The New Yorker
The list of things you won’t get from “Sweetgrass” is almost as impressive as the film itself. No narration, though this is a documentary. No music, unless you count a few snatches of song (”Headin’ home, baby, headin’ home now”), most of them mumbled by an aging fellow on horseback. No way of hearing half the dialogue. No names given for most of the people we meet. No explanatory titles until the end, when we learn that the flock of sheep we have watched being driven over the Beartooth Mountains, in Montana, will be the last. (Economic pressures, one imagines.) And, best of all, no flinching from birth and death.

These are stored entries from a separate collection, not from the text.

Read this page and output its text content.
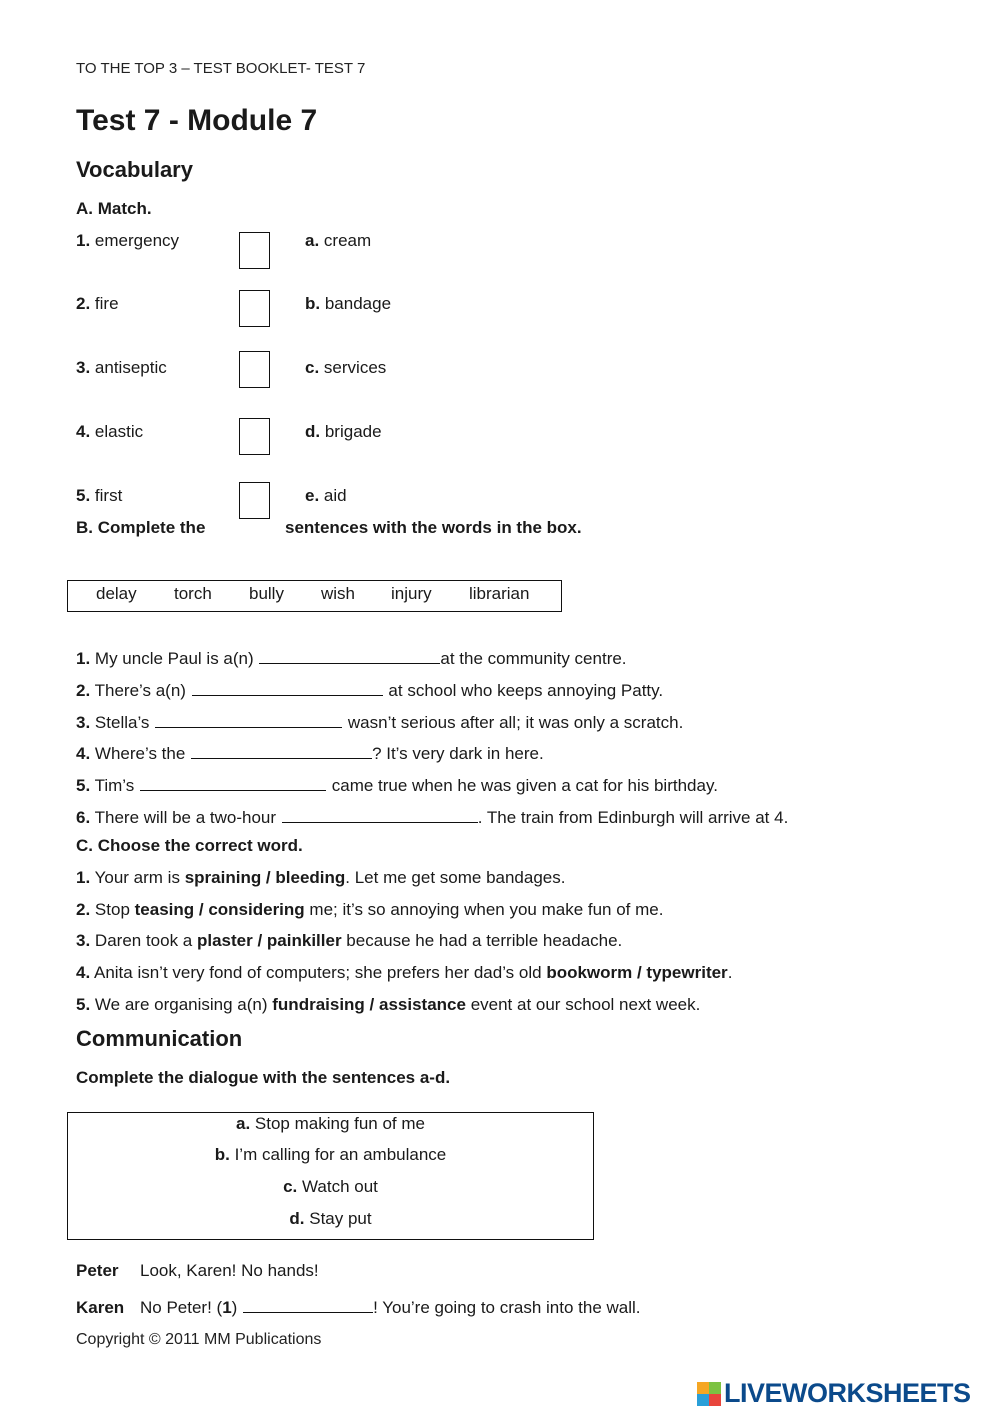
TO THE TOP 3 – TEST BOOKLET- TEST 7
Test 7 - Module 7
Vocabulary
A. Match.
1. emergency	a. cream
2. fire	b. bandage
3. antiseptic	c. services
4. elastic	d. brigade
5. first	e. aid
B. Complete the	sentences with the words in the box.
delay torch bully wish injury librarian
1. My uncle Paul is a(n)	at the community centre.
2. There’s a(n)	at school who keeps annoying Patty.
3. Stella’s	wasn’t serious after all; it was only a scratch.
4. Where’s the	? It’s very dark in here.
5. Tim’s	came true when he was given a cat for his birthday.
6. There will be a two-hour	. The train from Edinburgh will arrive at 4.
C. Choose the correct word.
1. Your arm is spraining / bleeding. Let me get some bandages.
2. Stop teasing / considering me; it’s so annoying when you make fun of me.
3. Daren took a plaster / painkiller because he had a terrible headache.
4. Anita isn’t very fond of computers; she prefers her dad’s old bookworm / typewriter.
5. We are organising a(n) fundraising / assistance event at our school next week.
Communication
Complete the dialogue with the sentences a-d.
a. Stop making fun of me
b. I’m calling for an ambulance
c. Watch out
d. Stay put
Peter Look, Karen! No hands!
Karen No Peter! (1)	! You’re going to crash into the wall.
Copyright © 2011 MM Publications
LIVEWORKSHEETS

We already know that farmers don’t have a sniff of sentimentality, but it’s still bracing to see the sheep breeders in this movie drag a newborn by its hind leg across the straw, or slip the skin of a dead lamb, like a sock, over the torso of an orphaned one, in the hope that the bereaved mother will accept it. As for the man who takes a leak in front of a sheep’s fresh corpse, ripped open by a bear, even the Duke, in his “Red River” days, might have scratched his chin in approval. The landscape may be majestic, but the deeds that it cradles teem with complaint and fatigue: we find one shepherd on his cell phone, high on a hilltop, who says of the job, “This is bullshit, Mom,” adding, “I’d rather enjoy these mountains than hate ‘em.” The filmmakers, Ilisa Barbash and Lucien Castaing-Taylor, compiled their footage over three years, and they are right to demand a commensurate patience from the audience: they hold the camera on a ruminating beast, or a noisy shearing, dare you to get bored, wait for you to grow hypnotized, and then, just as you enter a sort of trance, abruptly cut. Only thus, perhaps, can we begin to glimpse the rhythm that has, for more than a century, governed these hard, skillful, good-humored American lives, and which itself has been cut short.